Черный принц - Демина Карина. Страница 99
— Нет.
— Поверьте, слухи о нем преувеличены. Там есть очень даже симпатичные допросные… нет, мебель, не спорю, казенная, однако при том…
— Ты много говоришь. — Риг поставил лампу на краешек стола и сам же на него оперся раскрытой ладонью.
— Это нервное, — доверительно ответил Кейрен. — Я когда нервничаю, всегда болтаю. Матушку это в свое время очень раздражало.
Риг.
Из четверых именно Риг.
Нелепый, невезучий, пожалуй, еще более невезучий, чем Кейрен. Он и сейчас-то выглядит смешным в костюме словно бы с чужого плеча. Пиджак собрался в подмышках складками, а рукава коротковаты, и из-под них выглядывали манжеты белой рубашки. Высокий накрахмаленный воротник топорщился, и клетчатый шейный платок, заколотый немыслимого вида булавкой, сбился набок.
— Зачем вы сюда пришли? — спросил Кейрен.
Риг снял очочки, и лицо его приобрело выражение растерянное, несчастное даже.
— И зачем вы все это затеяли?
Молчит. Стеклышки трет платком. Кейрена разглядывает.

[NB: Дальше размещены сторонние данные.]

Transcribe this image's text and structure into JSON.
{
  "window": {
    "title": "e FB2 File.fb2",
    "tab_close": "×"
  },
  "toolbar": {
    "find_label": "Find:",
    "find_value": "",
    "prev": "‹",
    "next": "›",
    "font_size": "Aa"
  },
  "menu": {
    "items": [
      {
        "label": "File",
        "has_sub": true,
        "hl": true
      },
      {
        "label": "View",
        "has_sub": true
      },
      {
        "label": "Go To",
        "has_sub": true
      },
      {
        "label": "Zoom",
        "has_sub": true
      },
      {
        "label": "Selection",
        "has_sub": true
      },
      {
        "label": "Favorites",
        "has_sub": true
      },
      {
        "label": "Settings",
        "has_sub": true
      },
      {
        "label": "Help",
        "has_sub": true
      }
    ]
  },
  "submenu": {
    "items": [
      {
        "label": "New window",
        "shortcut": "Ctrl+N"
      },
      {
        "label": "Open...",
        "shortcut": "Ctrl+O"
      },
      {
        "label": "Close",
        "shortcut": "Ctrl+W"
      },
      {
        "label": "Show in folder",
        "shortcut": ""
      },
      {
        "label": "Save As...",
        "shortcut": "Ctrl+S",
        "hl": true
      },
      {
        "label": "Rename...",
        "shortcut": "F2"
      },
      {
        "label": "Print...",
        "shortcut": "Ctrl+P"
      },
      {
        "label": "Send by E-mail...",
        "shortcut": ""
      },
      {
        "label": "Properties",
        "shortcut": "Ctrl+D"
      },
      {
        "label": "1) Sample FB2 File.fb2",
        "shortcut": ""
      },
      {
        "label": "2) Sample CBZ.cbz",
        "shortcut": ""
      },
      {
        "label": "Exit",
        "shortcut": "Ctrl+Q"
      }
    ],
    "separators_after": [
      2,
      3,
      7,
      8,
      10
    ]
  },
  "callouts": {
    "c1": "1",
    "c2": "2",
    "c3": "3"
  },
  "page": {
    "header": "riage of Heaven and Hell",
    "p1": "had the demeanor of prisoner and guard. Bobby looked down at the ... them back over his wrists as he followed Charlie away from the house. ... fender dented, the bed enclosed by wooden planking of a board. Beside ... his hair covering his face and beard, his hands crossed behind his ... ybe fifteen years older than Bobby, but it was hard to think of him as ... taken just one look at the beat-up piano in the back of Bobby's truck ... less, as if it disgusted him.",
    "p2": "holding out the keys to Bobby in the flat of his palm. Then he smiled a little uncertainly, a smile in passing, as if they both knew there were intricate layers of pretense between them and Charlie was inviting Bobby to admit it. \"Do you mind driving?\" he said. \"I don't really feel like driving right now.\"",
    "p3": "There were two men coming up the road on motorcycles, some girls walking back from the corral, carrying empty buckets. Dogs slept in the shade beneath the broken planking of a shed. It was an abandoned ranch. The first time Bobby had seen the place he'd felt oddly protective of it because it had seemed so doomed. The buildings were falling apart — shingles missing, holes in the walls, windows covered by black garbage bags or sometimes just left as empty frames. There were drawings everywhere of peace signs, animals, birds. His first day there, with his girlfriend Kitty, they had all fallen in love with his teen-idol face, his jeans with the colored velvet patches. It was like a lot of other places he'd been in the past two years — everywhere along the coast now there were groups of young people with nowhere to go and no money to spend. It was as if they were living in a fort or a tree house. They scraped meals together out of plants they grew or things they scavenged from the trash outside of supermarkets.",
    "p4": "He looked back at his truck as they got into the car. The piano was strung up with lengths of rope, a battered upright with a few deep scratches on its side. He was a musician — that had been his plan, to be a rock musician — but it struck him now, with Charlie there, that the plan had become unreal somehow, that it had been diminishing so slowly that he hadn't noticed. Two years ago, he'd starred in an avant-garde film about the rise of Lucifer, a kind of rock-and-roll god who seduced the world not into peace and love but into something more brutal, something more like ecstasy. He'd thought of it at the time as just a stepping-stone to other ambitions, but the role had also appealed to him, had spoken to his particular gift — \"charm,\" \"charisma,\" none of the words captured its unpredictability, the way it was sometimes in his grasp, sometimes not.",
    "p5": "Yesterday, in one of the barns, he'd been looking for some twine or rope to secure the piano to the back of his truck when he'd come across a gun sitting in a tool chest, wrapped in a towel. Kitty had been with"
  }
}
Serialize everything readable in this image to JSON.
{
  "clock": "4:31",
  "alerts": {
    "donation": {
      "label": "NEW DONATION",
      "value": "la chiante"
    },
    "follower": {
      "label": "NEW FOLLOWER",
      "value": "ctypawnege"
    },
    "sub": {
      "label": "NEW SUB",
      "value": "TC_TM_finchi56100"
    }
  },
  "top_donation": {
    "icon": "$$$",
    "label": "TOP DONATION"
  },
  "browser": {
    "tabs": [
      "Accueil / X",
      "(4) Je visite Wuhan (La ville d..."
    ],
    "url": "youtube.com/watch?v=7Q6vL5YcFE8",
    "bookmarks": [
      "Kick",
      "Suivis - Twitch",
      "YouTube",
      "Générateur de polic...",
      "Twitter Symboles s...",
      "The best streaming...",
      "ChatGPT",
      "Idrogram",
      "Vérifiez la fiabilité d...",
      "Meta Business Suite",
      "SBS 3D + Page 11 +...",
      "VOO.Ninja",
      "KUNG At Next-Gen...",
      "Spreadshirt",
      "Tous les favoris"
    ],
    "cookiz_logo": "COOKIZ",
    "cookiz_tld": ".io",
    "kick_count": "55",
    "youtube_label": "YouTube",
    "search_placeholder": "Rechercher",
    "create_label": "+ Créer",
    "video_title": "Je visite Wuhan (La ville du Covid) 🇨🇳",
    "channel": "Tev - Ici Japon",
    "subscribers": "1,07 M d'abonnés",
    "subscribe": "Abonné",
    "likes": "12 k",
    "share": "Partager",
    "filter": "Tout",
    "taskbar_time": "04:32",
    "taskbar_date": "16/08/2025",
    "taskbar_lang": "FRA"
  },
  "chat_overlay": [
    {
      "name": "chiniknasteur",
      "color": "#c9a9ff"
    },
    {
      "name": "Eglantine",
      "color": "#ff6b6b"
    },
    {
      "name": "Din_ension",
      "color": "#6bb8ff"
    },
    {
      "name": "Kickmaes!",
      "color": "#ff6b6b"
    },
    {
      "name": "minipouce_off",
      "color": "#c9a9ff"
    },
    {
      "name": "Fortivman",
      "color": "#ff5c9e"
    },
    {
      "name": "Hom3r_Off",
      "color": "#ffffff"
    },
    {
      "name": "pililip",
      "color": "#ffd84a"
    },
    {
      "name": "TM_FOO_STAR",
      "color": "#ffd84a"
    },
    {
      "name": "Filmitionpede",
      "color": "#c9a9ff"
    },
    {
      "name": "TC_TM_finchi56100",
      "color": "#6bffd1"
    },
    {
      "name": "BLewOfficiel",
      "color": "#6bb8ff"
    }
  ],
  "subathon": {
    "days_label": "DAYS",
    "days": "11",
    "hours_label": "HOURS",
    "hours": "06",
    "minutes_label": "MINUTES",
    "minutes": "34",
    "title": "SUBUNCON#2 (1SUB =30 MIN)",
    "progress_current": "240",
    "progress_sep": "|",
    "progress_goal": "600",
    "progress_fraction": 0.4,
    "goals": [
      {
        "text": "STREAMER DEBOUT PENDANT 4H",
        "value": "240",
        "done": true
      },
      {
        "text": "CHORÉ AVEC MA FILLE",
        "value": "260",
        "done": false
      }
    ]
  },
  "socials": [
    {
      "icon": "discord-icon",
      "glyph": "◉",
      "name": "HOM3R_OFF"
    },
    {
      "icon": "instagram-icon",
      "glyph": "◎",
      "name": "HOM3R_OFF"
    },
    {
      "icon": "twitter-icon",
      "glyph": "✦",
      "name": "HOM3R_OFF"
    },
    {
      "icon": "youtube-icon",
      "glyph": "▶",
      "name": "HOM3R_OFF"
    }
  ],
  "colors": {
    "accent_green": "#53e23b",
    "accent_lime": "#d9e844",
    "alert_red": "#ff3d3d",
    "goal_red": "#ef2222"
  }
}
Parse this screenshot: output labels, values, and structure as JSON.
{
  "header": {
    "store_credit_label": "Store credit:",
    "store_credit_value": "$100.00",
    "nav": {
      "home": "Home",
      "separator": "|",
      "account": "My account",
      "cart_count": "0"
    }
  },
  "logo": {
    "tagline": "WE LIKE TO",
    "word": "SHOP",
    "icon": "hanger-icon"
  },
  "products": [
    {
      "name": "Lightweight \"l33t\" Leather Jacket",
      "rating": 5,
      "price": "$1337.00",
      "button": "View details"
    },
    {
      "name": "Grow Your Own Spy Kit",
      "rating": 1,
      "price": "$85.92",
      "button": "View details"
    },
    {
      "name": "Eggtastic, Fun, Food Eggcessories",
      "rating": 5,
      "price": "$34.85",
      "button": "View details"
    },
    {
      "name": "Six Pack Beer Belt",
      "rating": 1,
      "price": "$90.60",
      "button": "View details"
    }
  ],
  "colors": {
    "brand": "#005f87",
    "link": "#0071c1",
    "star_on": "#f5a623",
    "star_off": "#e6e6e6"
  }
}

— Честолюбие? Не ваш случай.
— Вам кажется, что вы настолько хорошо меня знаете? — Очочки отправляются в нагрудный карман.
— Читал ваше досье.
Злится. Поджимает вялые губы.
— У полковника весьма подробные досье. — Кейрен оперся на решетку. — Знаете, что там сказано о вас?
— Что же?
— Вы и вправду нечестолюбивы, хотя при этом обладаете завышенной самооценкой. Правда, наловчились ее скрывать. Вы довольно-таки завистливы, причем не важно, чему завидовать. Это, назовем ее так, патологическая черта характера. Вы могли бы достичь многого, но и тогда вам было бы мало. Мне же просто интересно, Риг, чего вы пытаетесь добиться, уничтожив город.
— А кто сказал, что я его уничтожу? Что вы, уважаемый Кейрен, я его спасу…
— Даже так?
— Именно. Я ведь не безумец… а зависть… скажите, разве вы никогда и никому не завидовали?
— Не настолько, чтобы убивать.
— Я не убиваю. Я лишь создаю оружие. И более совершенное, чем создает мастер.
В голосе прорезались ревнивые ноты. Риг коснулся массивного камня, венчавшего булавку.
— Значит, теперь вы завидуете ему?
Молчание. Пальцы тарабанят по столешнице, едва-едва не задевая ложе лампы. И Кейрену почти хочется, чтобы Риг задел ее, опрокинул, опалив маслом ноги.
— Вы полагаете, — Кейрен приник к решетке, и прутья вжались в щеки, — что он занял ваше место?
— Скорее незаслуженно занял свое.
— Почему?
Резкий вдох, и ноздри раздуваются, выпячивается нижняя губа, а блеклые пальцы впиваются в подбородок.
— Рассчитываете вызвать меня на откровенность?
— Ну вам же самому хочется быть откровенным. Иначе что вы здесь делаете? Тяжело быть гением, о котором никто не знает, правда?
Злится. И злость искажает лицо, мелкие черты, крысиные. Есть в нем что-то от подземника, и сходство это заставляет Кейрена напрячься.
— Сидите, — вдруг бросает Риг, сам присаживаясь на табурет, — вам ли не знать, что эта решетка выдержит вас в любом обличье… а если вдруг захотите поэкспериментировать, то прошу, я всегда рад.
Он вытащил из кармана моток серебряных нитей с бляшкой-бусиной, встряхнул и надел на руку. Нити прилипли к коже, а бусина растянулась, превращаясь в толстую нашлепку.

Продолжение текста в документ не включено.